SIFF 2016 interview: 'If There's a Hell Below' director Nathan Williams
"The landscape is a main character," director Nathan Williams said of his neo-noir thriller "If There's a Hell Below," screening during the 2016 Seattle International Film Festival. It's a homecoming of sorts for the film shot in the cinematic, barren stretches of eastern Washington.
William's feature-length directorial debut, which had its Pacific Northwest premiere May 25, is a nuanced and taut thriller following an anxious whistleblower and an ambitious journalist who agree to meet in the isolated countryside. And Williams says the desolate and lonely stretches of rural eastern Washington was the perfect backdrop for his dramatic thriller.
"We wanted a landscape where you can see a long way, where you feel exposed," Williams said. "The movie has this tension between claustrophobia or agoraphobia. We're either packed in a little car or you're outside - wide open and exposed, where anyone can see you from any direction."

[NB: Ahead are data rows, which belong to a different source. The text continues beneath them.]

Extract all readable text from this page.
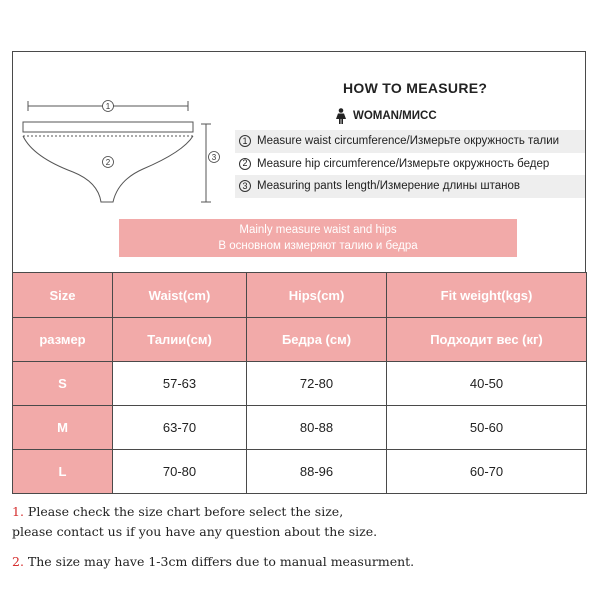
1
2
3
HOW TO MEASURE?
WOMAN/МИСС
1 Measure waist circumference/Измерьте окружность талии
2 Measure hip circumference/Измерьте окружность бедер
3 Measuring pants length/Измерение длины штанов
Mainly measure waist and hips
В основном измеряют талию и бедра
Size	Waist(cm)	Hips(cm)	Fit weight(kgs)
размер	Талии(см)	Бедра (см)	Подходит вес (кг)
S	57-63	72-80	40-50
M	63-70	80-88	50-60
L	70-80	88-96	60-70
1. Please check the size chart before select the size,
please contact us if you have any question about the size.
2. The size may have 1-3cm differs due to manual measurment.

Williams, himself a native of Portland, said he often drove through eastern Washington and noticed its cinematic qualities.
"I'm always location scouting - even if I don't know what it's going to be. I'm always asking 'What can I shoot here someday?'" he said. "I wanted to shoot on that landscape because it is so striking. People from Washington or Oregon are familiar with the area, but people from other parts of the country really have no idea where that is."
The film is a dread-inducing thriller that gives the audience just enough information to ratchet up the tension, but leaves enough ambiguity to leave the audience off balance and on edge.
"It's an information game. What does the audience know now, what do they want to know and what do they think they know?" Williams said. "I would rather want to know more than be told too much. I don't want to know where Han Solo comes from - I want a mystery about people. I like knowing bits and pieces about characters, and wanting to fill-in the gaps myself."
Although "If There's a Hell Below" touches on timely subjects such as Edward Snowden and the ever widening grasp of government surveillance, Williams says these elements were secondary to crafting a compelling thriller.
"Hitchcock would set movies during the Cold War, but they weren't political films," Williams said. "But channeling that sense of anxiety, paranoia and dread into a minimalist, rural thriller was how the story came together."
"If There's a Hell Below" screened during the 2016 Seattle International Film Festival.